La mañana es fría en Ávila, preludio de un invierno que se acerca desde el Norte. Alguien llama insistentemente a la puerta. El monje encargado de la entrada recibe un mensaje escrito. Mientras avanza por los pasillos del palacio no puede evitar leer el contenido del mensaje: se persigna y sigue su camino a la carrera.
A los pocos minutos está franqueando el paso al desconocido, un ser de elevada estatura que viste algo anticuado y se mueve con demasiada parsimonia a su espalda. Fray Tomás está esperándolo sentado en una simple silla de enea.
– ¿Decís que tenéis noticias del futuro? ¿Acaso sois brujo, o simplemente estúpido?
– Ni lo uno, ni lo otro, señor. Digamos que soy un viajero que hoy, 15 de septiembre de 1498, os viene a anunciar dos sucesos de importancia mayúscula. Sabed que el papa de Roma, a principios del siglo XXI pedirá perdón por los excesos de vuestra Inquisición.
– Comprended que a mis años no me sorprenda en exceso por nada, los reos han revelado cosas mucho más increíbles que ésta. Nadie en su sano juicio podría pedir perdón por la búsqueda de la verdad y el castigo de los infieles.
– La segunda es que mañana morireis.
– Es posible, pero vos no pasareis de esta noche.
– Antes, tome estos documentos. Le parecerán extraños, pues son del lugar que yo provengo: Madrid, pero el Madrid del año de 2007.
El viejo fraile toma entre sus manos lo que parece un libro que abre por la página señalada. Allí lee sobre él, sobre su nacimiento y su lucha, una lucha que es descrita con palabras despectivas. El otro documento son hojas de gran tamaño y muy finas, en las que con grandes letras se puede leer "Juan Pablo II pide perdón por la Inquisición y otros errores del pasado" o "El Papa se arrepiente". Cuando levanta la vista, el extraño ha desaparecido.
El resto del día lo pasa el viejo fraile encerrado en su aposento, leyendo y observando aquellos escritos.
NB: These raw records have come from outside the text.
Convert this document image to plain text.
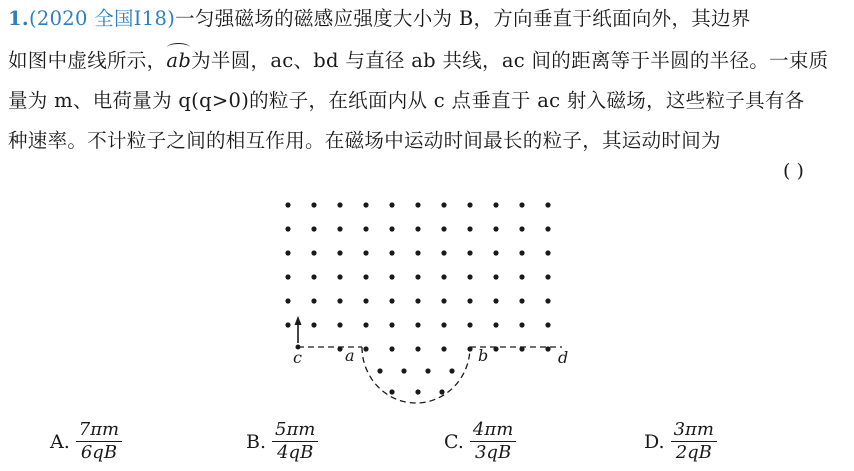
1.(2020 全国Ⅰ18)一匀强磁场的磁感应强度大小为 B，方向垂直于纸面向外，其边界
如图中虚线所示，ab为半圆，ac、bd 与直径 ab 共线，ac 间的距离等于半圆的半径。一束质
量为 m、电荷量为 q(q>0)的粒子，在纸面内从 c 点垂直于 ac 射入磁场，这些粒子具有各
种速率。不计粒子之间的相互作用。在磁场中运动时间最长的粒子，其运动时间为
( )
c	a	b	d
A. $\frac{7\pi m}{6qB}$	B. $\frac{5\pi m}{4qB}$	C. $\frac{4\pi m}{3qB}$	D. $\frac{3\pi m}{2qB}$
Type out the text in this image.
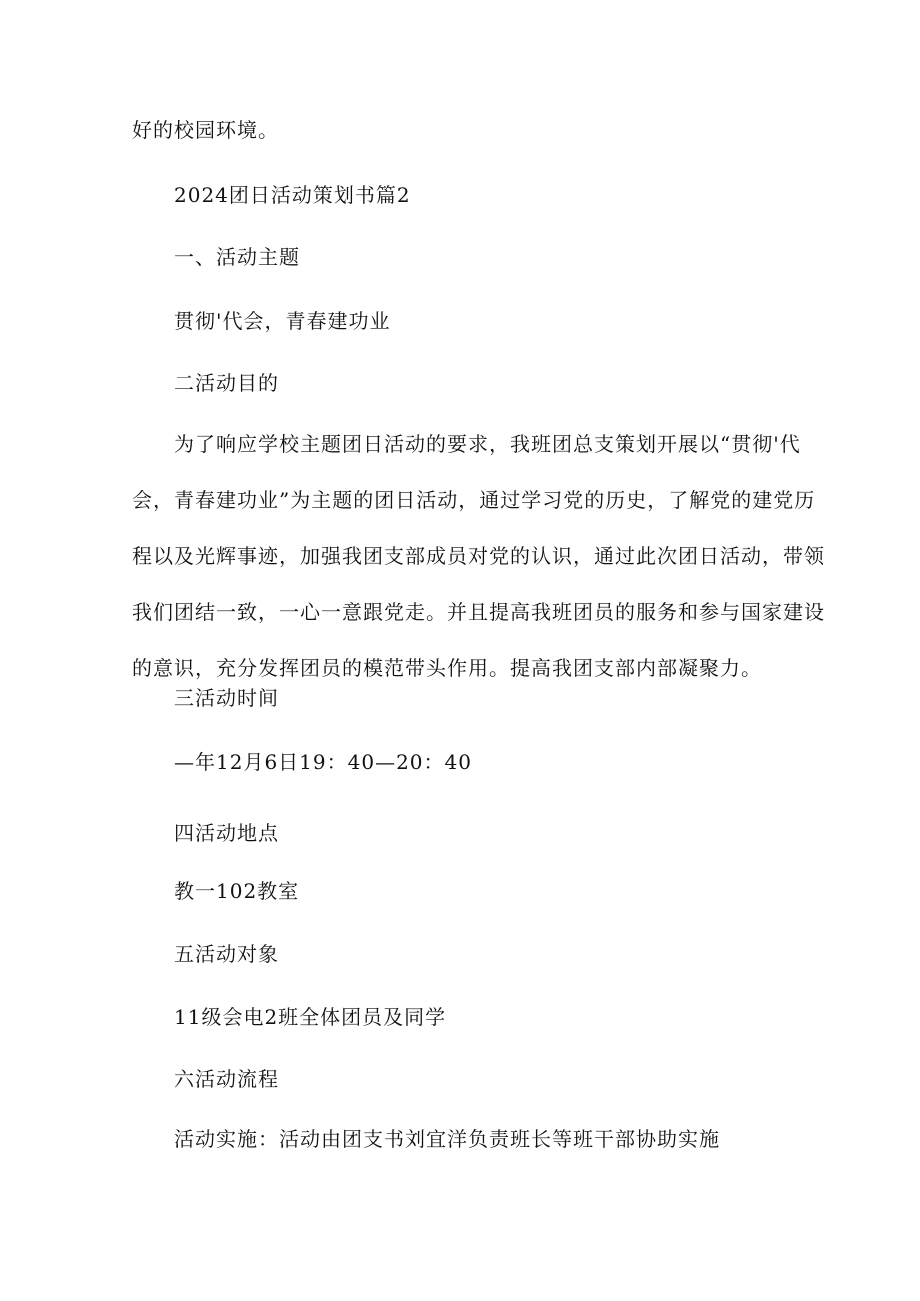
好的校园环境。
2024团日活动策划书篇2
一、活动主题
贯彻'代会，青春建功业
二活动目的
为了响应学校主题团日活动的要求，我班团总支策划开展以“贯彻'代
会，青春建功业”为主题的团日活动，通过学习党的历史，了解党的建党历
程以及光辉事迹，加强我团支部成员对党的认识，通过此次团日活动，带领
我们团结一致，一心一意跟党走。并且提高我班团员的服务和参与国家建设
的意识，充分发挥团员的模范带头作用。提高我团支部内部凝聚力。
三活动时间
—年12月6日19：40—20：40
四活动地点
教一102教室
五活动对象
11级会电2班全体团员及同学
六活动流程
活动实施：活动由团支书刘宜洋负责班长等班干部协助实施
De alguna manera siente que es verdad, aunque su mente prefiere pensar que todo ha sido una jugada del maligno. Ya de madrugada, tira los papeles a la chimenea y observa como el fuego los convierte en cenizas. Luego toma el ceñidor de su hábito y lo pasa por encima de una viga.
La historia recordará la fecha de su muerte pero nadie, fuera de sus servidores, sabrá jamás la forma.